Auch Hessen-CDU straft Merkel-Mann ab
Dem Wunsch nach Wechsel in der Unionsfraktion fiel nicht nur Merkels Vertrauter Kauder zum Opfer.
BERLIN Eine Woche nach der Ablösung von Unionsfraktionschef Volker Kauder gegen den Willen der eigenen Kanzlerin ist die Motivsuche in eine neue Phase getreten. In den Mittelpunkt ist dabei ein bemerkenswerter Vorgang gerückt, der dem Wechsel von Merkel-Mann Kauder zu seinem Herausforderer Ralph Brinkhaus unmittelbar voranging: eine Wahl in der hessischen Landesgruppe. Hier wurde der Merkel-Mann Michael Meister als Landesgruppenchef von seinem Herausforderer Michael Brand abgelöst.
Für die Unionsfraktion sind derartige Überraschungen so ungewöhnlich, dass inzwischen unter den übrigen Landesgruppen getuschelt wird, bei den Hessen habe es einen „Putsch“gegeben. Der Bil- dungs- und vormalige Finanzstaatssekretär Meister hatte die Interessen der Hessen im Bundestag bereits in den beiden vorangegangenen Wahlperioden organisiert. Und er wollte weitermachen. Doch gegen Meister (57) stieg nun Michael Brand (44) in den Ring. Der Chef des Menschenrechtsausschusses berichtet von dem „Wunsch nach einem Wechsel“. Deshalb sei er angetreten, und zwar „mit offenem Visier und absolut fair“. Deshalb hält er das Gerede von einem Putsch bei den Hessen auch für „Unfug“. Meister sei der Erste gewesen, der von seiner Kandidatur erfahren habe.

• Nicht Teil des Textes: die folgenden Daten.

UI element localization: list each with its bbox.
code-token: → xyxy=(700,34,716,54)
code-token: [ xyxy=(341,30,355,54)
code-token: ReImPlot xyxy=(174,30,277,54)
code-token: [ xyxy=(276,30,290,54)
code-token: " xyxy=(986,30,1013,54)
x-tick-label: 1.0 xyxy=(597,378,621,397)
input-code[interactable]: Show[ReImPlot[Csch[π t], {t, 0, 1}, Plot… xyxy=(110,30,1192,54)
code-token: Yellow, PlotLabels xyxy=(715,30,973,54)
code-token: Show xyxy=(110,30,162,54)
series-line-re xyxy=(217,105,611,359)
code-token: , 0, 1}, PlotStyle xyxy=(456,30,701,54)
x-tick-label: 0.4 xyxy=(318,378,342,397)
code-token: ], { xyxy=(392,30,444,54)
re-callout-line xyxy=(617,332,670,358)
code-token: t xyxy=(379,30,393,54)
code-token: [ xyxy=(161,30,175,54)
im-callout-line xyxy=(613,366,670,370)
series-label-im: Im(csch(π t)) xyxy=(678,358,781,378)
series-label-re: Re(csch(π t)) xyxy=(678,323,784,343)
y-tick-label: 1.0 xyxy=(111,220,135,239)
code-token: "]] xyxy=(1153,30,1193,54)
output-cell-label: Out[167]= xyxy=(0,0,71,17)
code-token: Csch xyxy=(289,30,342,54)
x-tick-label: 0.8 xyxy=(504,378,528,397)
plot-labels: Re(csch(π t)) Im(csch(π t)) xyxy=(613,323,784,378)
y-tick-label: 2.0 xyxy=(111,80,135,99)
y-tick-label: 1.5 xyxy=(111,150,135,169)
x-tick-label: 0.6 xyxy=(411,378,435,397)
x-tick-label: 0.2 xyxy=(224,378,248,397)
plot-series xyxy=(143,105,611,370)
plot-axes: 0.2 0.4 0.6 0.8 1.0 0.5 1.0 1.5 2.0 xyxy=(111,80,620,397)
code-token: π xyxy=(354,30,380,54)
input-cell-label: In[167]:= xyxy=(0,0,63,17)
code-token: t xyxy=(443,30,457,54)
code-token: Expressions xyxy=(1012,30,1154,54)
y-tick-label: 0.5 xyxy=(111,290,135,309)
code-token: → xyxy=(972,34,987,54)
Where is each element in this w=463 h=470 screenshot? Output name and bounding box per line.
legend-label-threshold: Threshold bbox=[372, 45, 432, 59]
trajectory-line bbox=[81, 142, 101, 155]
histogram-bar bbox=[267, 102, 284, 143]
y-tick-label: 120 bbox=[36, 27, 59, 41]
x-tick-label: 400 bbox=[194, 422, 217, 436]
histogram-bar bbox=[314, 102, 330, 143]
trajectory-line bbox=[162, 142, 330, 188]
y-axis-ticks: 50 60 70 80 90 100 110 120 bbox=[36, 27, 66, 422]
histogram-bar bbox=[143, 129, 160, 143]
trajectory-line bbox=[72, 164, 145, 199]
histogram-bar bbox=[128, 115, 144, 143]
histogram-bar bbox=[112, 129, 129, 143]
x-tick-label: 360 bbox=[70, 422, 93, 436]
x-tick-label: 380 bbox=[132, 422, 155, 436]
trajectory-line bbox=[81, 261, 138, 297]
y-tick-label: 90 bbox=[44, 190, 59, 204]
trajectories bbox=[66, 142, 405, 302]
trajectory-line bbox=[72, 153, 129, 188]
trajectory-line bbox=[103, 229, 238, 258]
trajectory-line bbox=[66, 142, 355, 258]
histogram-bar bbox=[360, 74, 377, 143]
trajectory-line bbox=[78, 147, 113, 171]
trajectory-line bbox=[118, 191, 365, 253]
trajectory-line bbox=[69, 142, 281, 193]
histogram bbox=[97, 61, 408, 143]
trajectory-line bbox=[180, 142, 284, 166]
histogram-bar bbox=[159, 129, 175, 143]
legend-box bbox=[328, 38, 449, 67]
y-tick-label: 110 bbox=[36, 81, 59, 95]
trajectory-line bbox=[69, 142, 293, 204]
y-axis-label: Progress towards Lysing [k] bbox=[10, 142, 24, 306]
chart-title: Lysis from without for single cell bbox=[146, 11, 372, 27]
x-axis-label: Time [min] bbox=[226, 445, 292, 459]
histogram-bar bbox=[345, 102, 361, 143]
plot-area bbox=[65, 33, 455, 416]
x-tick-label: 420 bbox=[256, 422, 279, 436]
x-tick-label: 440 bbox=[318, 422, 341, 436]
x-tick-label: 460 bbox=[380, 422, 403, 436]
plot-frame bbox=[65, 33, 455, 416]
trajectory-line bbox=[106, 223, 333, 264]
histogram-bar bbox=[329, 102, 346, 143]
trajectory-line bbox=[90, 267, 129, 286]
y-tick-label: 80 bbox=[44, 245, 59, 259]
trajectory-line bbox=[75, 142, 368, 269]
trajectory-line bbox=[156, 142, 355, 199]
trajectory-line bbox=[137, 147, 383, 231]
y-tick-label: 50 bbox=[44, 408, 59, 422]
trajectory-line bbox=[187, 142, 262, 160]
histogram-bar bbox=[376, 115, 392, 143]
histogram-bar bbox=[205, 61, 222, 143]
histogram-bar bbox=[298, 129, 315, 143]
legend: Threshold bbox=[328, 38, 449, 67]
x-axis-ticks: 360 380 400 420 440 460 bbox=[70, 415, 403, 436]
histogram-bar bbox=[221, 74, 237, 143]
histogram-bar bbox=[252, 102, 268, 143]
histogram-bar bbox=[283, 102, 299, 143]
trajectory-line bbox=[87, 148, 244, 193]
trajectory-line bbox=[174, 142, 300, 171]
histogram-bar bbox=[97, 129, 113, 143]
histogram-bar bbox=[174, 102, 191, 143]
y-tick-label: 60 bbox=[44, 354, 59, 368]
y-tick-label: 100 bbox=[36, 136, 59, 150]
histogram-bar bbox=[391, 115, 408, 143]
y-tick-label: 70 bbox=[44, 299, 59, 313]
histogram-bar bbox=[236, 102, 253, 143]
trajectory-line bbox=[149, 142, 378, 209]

Die Unzufriedenheit ist auch Meister nicht verborgen geblieben. Von den 17 Abgeordneten aus Hessen seien sieben erstmals in den Bundestag eingezogen. Die hätten wegen der langwierigen Koali- tionsverhandlungen zunächst kaum etwas tun können, dann habe der Streit um Masterplan und Maaßen ihre Stimmung „nicht zwingend gehoben“, erläutert Meister. Auf einer Fraktionsklausur vor drei Wochen habe er als Landesgruppenvorsitzender zudem darauf verwiesen, dass ein Personalstreit für den hessischen Landtagswahlkampf wenig hilfreich sei. Auch das sahen die meisten Hessen anders. „Es gibt seit den Personalentscheidungen in der Fraktion eine Aufbruchstimmung, das bekommen wir auch in unseren Wahlkreisen zu spüren“, berichtet Brand. „Wenn ein Wechsel kameradschaftlich verläuft und positive Dynamik der Union wieder mehr Rückenwind gibt, dann waren Entscheidung und Zeitpunkt einfach richtig“, hält er fest. Brand betont die „Loyalität zur Bundesregierung und zur Kanzlerin“. Fest steht für ihn aber auch: „Es hat ganz offenkundig eine Fehleinschätzung an der Spitze der Fraktion und an der Spitze der Partei gegeben.“
Vorgehen und Zeitpunkt sind nicht die einzigen Gemeinsamkeiten von Brinkhaus und Brand. Der Ostwestfale und der Osthesse teilen auch die Leidenschaft für den 1. FC Köln.